Overcast all day, rain in late afternoon and evening
Temperatures 45-65.
Again woke up in paradise: among the hills, marshes and birds of the Coyote Hills. It was cloudy today. I am amazed how much more I notice the weather, being outside and thinking of walking.
We ended yesterday's ramble on Fremont Avenue. From there the Bay Trail does not connect through a big open slough area (near the ghost town of Drawbridge). There are not any small roads on the west side of Interstate 880 either, so we have to make a big detour through the Warm Springs area to get around the 880.
This gives us the opportunity to try walking along the actual road Muir would have taken, because Warm Springs Blvd. is a part of the old Oakland-San Jose Rd. Walking down the Oakland Road really sucked. It was loud with cars and trucks booming by. The first section had no shoulder, and, for safety Donna put on the florescent green vest that we got from the Piledrivers Union, Local 34, back near the Oakland airport (even though I told her John Muir never would have worn one of those things). Further down, the road had sidewalks. Some were straight, some curved, and others had grass and concrete in a kind of checkerboard fashion. And, if we weren't walking through business districts of little strip malls, then we were walking by fences and walls that separated us from housing tracts and condo/apartment complexes. There were ten-foot high concrete fortress wall fences, wooden plank fences, concrete block and chain link fences. The newer walls were uniform and boring, but older ones displayed the passing of time and were interesting.

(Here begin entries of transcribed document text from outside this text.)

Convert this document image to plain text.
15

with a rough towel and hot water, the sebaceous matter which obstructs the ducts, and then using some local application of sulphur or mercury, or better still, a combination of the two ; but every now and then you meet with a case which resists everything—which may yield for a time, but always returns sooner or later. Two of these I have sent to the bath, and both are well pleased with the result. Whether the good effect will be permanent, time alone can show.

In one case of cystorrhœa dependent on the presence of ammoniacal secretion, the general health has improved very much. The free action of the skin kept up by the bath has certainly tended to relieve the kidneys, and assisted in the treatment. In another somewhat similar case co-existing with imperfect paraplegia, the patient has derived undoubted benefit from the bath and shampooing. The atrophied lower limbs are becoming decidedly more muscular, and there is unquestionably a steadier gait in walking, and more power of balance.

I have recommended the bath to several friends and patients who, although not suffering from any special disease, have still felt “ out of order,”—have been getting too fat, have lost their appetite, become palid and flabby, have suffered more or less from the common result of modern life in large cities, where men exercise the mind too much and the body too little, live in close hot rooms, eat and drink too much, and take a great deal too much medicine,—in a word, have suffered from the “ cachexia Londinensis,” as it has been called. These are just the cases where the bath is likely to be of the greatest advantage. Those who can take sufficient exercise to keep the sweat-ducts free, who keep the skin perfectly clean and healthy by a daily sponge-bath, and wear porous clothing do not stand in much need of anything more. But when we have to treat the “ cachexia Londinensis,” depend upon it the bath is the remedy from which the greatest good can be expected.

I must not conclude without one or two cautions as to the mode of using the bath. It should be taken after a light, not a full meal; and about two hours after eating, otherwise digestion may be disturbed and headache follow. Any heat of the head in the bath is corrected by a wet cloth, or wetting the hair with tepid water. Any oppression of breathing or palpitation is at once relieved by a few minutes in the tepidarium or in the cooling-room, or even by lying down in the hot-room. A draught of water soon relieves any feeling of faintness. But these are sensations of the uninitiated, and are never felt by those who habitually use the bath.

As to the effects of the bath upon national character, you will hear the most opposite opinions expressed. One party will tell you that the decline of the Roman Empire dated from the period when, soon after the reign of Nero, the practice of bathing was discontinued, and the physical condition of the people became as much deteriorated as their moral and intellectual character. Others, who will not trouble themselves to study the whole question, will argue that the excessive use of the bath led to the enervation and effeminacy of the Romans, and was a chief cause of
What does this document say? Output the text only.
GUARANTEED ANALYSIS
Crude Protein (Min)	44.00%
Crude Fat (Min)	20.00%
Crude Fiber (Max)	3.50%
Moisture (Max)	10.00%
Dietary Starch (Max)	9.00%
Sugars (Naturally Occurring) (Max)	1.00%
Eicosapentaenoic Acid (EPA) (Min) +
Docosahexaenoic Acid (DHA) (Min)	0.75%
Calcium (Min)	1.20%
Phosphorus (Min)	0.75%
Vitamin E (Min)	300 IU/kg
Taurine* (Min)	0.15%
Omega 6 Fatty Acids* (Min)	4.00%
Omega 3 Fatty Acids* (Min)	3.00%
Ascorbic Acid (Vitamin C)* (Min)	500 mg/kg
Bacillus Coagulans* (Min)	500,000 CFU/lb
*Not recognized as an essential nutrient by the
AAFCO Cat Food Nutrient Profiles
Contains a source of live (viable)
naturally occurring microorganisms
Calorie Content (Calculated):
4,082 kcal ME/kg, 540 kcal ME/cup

The sidewalks made it much easier and safer to walk and we decided to give city planners lots of credit for their efforts to get sidewalks placed on busy roads.
We soon decided we had enough of walking Muir's actual route, and so headed west on Dixon Landing Road to find the Coyote Creek Trail in Milpitas. After crossing a maze of freeway overpasses we found the trail. We were kind of surprised that we could actually walk along these giant freeway-like roads, but we could because along this stretch they all had crosswalks and sidewalks. Donna's quote for the day was "walking over and under freeways is weird."
The section of Coyote Creek that we walked along is still wild. It is in an area, west of the 880, that is rapidly being turned into business parks, but until a few years ago it was just a bunch of empty fields. The creek is hard to see at times, there is so much underbrush, and it is filled with trees. We stop to rest and see a red tail hawk. It lands on the top of the highest dead tree in sight, and calls out. We then see a nest and it has another hawk in it. Neither of us has seen a nesting red tail hawk before. The botanizing on the trip has been good, but the birding has been great. We have seen so many interesting shore birds. But, with all this rain, when the sun finally comes out the flowers will burst into bloom. and we will be in a John Muir Heaven.
Places like this section of the Coyote Creek are havens for animals and plants that have been displaced and pushed out of their previous habitat by the onslaught of development, and fortunately for them it is rare that people visit these places. We see only three bicycle riders during the hour and a half we are on the trail. I guess if we want to see wilderness we head for the Sierra, or places like Big Sur, rather than looking around in our own backyards.
We end the day walking through more business complexes, with many huge buildings that were vacant. Donna noted the irony that Muir would also have noted: when she was a kid there used to be vacant fields here, now there are vacant buildings.